The more technology was used, the more Steinberger realized how good modern AI models were at solving problems, just like programmers.

“Now they can come up with the solutions themselves, even though you didn’t program them at all,” he noted.

Throughout the build process, Steinberger said his workflow improved — and stressed to other developers that this may take time, so don’t give up.

“There are these people who… write software the old way, and the old way will disappear,” he noted. They then decided to try bioprogramming, but were disappointed with the results.

“I think dynamic encryption is a slur,” Steinberger said, essentially noting that it’s not as initially simple a process as the term sounds. “They try AI, but they don’t understand that it’s a skill,” he said, then compared the process of programming using AI to learning the guitar.

“You’re not going to be good at playing guitar on the first day,” he said. Instead, he recommends that people approach learning in a more playful way. If he writes a letter now, he will have a gut feeling about how long it will take, and if it takes longer, he will think about what went wrong and adjust.
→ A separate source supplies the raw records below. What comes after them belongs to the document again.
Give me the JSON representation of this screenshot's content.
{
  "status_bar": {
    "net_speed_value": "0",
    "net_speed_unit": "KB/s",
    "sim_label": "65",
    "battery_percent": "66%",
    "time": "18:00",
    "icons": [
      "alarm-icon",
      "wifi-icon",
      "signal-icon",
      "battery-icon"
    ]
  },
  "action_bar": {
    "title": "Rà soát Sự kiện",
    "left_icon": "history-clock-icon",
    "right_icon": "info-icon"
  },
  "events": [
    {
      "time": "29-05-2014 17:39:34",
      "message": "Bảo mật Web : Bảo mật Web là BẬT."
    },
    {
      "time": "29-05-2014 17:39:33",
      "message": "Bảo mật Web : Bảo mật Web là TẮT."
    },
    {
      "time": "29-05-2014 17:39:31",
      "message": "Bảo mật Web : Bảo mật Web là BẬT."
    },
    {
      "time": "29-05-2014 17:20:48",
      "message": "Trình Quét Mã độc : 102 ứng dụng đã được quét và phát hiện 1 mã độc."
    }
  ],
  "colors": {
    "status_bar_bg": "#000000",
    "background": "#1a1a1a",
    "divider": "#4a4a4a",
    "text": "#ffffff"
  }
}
“My advice is always, take it in a fun way. Build something you’ve always wanted to build. If you’re at least a builder, there should be something in the back of your mind that you want to build. Like, just play.”

This ability to experiment and have fun is what matters most, especially at a time when people worry that artificial intelligence will overtake their jobs.

“If your identity is: I want to make things. I want to solve problems. If you’re a top agency, if you’re smart, you’ll be in more demand than ever,” Steinberger said.